Parlant de la vie chrétienne, l'auteur de la lettre rappelle d'anciennes prophéties dont le sens se ramène à ceci: l'époque messianique est l'époque du rachat universel et du pardon des péchés. Il comprend parfaitement que rien de semblable ne peut être atteint par cette purification partielle que pouvaient donner les sacrifices purificateurs yahvistes traditionnels. Il doit se produire quelque chose qui change qualitativement la situation de la purification. Et ce quelque chose doit sans aucun doute être lié à la personne de Celui qui a apporté le Royaume dans le monde. Ainsi se forme l'image de ce qu'on appelle d'ordinaire le sacrifice rédempteur du Christ.
Il ne s'agit évidemment pas d'un rachat au sens où nous comprenons généralement ce mot aujourd'hui, comme si Dieu rachetait quelqu'un au diable en payant les rachetés par la vie de son Fils. Il s'agit de rédemption au sens où, dans les livres de l'Ancien Testament, on appelle parfois rédempteurs les sacrifices purificateurs: ils libèrent l'homme du pouvoir du péché, partiellement et pour un temps, au prix de l'intervention de Dieu et de la mort de l'animal offert en sacrifice, qui, bien sûr, n'est en rien coupable des péchés de ceux qui en sont libérés par le sacrifice offert.
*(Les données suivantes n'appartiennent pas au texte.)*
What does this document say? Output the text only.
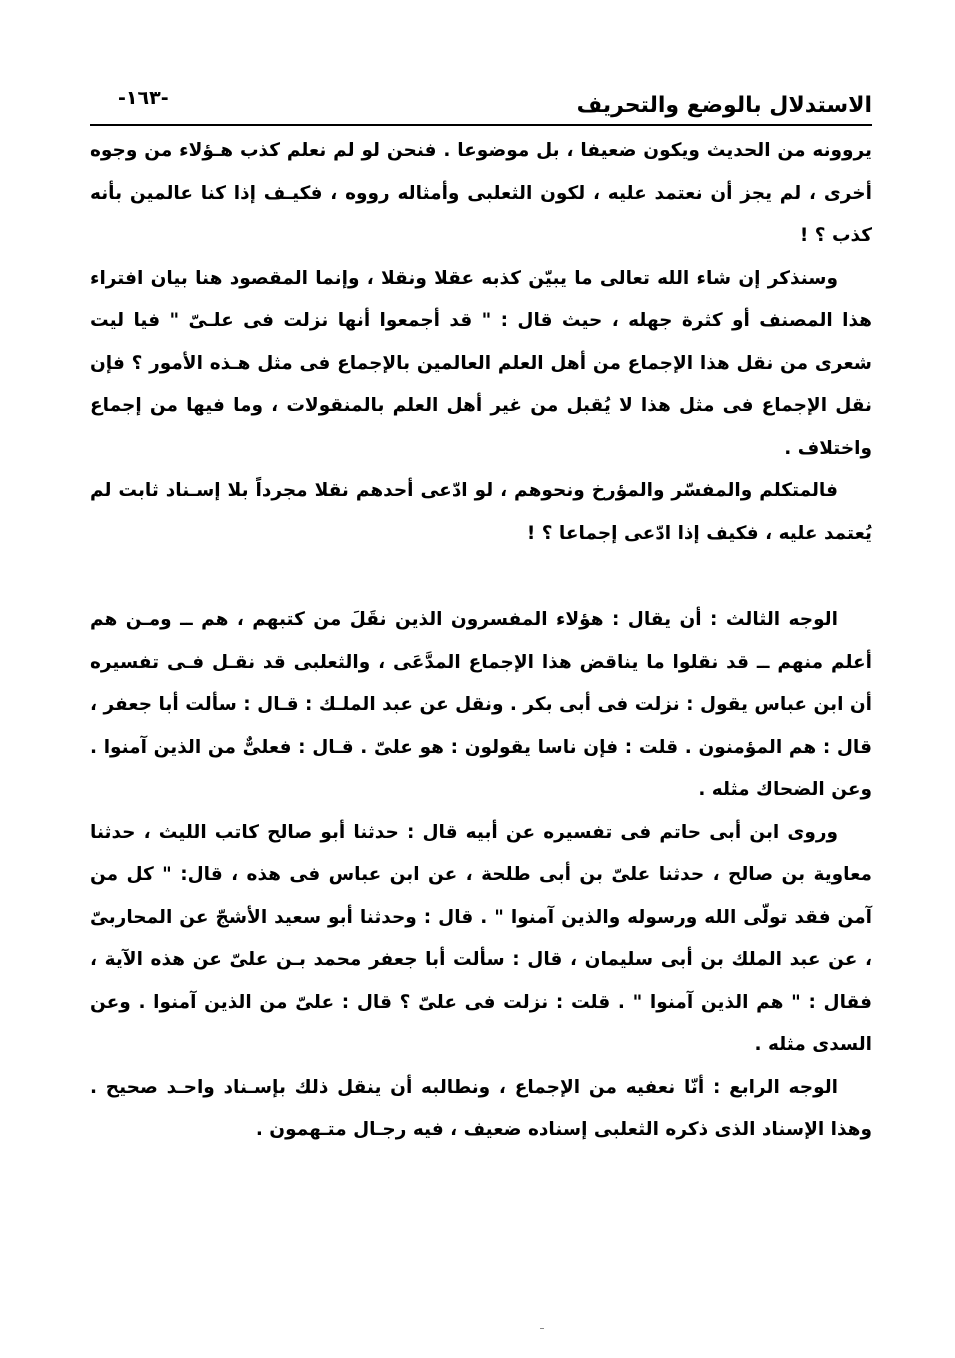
الاستدلال بالوضع والتحريف
-١٦٣-

يروونه من الحديث ويكون ضعيفا ، بل موضوعا . فنحن لو لم نعلم كذب هـؤلاء من وجوه أخرى ، لم يجز أن نعتمد عليه ، لكون الثعلبى وأمثاله رووه ، فكيـف إذا كنا عالمين بأنه كذب ؟ !

وسنذكر إن شاء الله تعالى ما يبيّن كذبه عقلا ونقلا ، وإنما المقصود هنا بيان افتراء هذا المصنف أو كثرة جهله ، حيث قال : " قد أجمعوا أنها نزلت فى علـىّ " فيا ليت شعرى من نقل هذا الإجماع من أهل العلم العالمين بالإجماع فى مثل هـذه الأمور ؟ فإن نقل الإجماع فى مثل هذا لا يُقبل من غير أهل العلم بالمنقولات ، وما فيها من إجماع واختلاف .

فالمتكلم والمفسّر والمؤرخ ونحوهم ، لو ادّعى أحدهم نقلا مجرداً بلا إسـناد ثابت لم يُعتمد عليه ، فكيف إذا ادّعى إجماعا ؟ !

الوجه الثالث : أن يقال : هؤلاء المفسرون الذين نقَلَ من كتبهم ، هم ــ ومـن هم أعلم منهم ــ قد نقلوا ما يناقض هذا الإجماع المدَّعَى ، والثعلبى قد نقـل فـى تفسيره أن ابن عباس يقول : نزلت فى أبى بكر . ونقل عن عبد الملـك : قـال : سألت أبا جعفر ، قال : هم المؤمنون . قلت : فإن ناسا يقولون : هو علىّ . قـال : فعلىٌّ من الذين آمنوا . وعن الضحاك مثله .

وروى ابن أبى حاتم فى تفسيره عن أبيه قال : حدثنا أبو صالح كاتب الليث ، حدثنا معاوية بن صالح ، حدثنا علىّ بن أبى طلحة ، عن ابن عباس فى هذه ، قال: " كل من آمن فقد تولّى الله ورسوله والذين آمنوا " . قال : وحدثنا أبو سعيد الأشجّ عن المحاربىّ ، عن عبد الملك بن أبى سليمان ، قال : سألت أبا جعفر محمد بـن علىّ عن هذه الآية ، فقال : " هم الذين آمنوا " . قلت : نزلت فى علىّ ؟ قال : علىّ من الذين آمنوا . وعن السدى مثله .

الوجه الرابع : أنّا نعفيه من الإجماع ، ونطالبه أن ينقل ذلك بإسـناد واحـد صحيح . وهذا الإسناد الذى ذكره الثعلبى إسناده ضعيف ، فيه رجـال متـهمون .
De même, le Christ prend sur Lui les conséquences des péchés que nous avons commis; pour cela, Il vient dans le monde déchu, qui finit par Le tuer. Et Il consent à être tué, tout en n'étant évidemment en aucune manière coupable des péchés dont Il prend sur Lui les conséquences, et sans avoir part à aucun péché.
Cependant, sans une telle intervention purificatrice, la plénitude de la sanctification restera inaccessible à l'homme déchu, tout comme le Royaume lui restera inaccessible. Le Christ renonce volontairement à sa vie, va à la mort, se sacrifie pour intervenir dans la situation liée à nos péchés, pour régler à notre place les conséquences de ce que nous avons commis, parce que nous-mêmes ne pourrons jamais les régler. C'est en ce sens que Paul, comme son disciple, l'auteur de l'Épître aux Hébreux, parle du sacrifice rédempteur.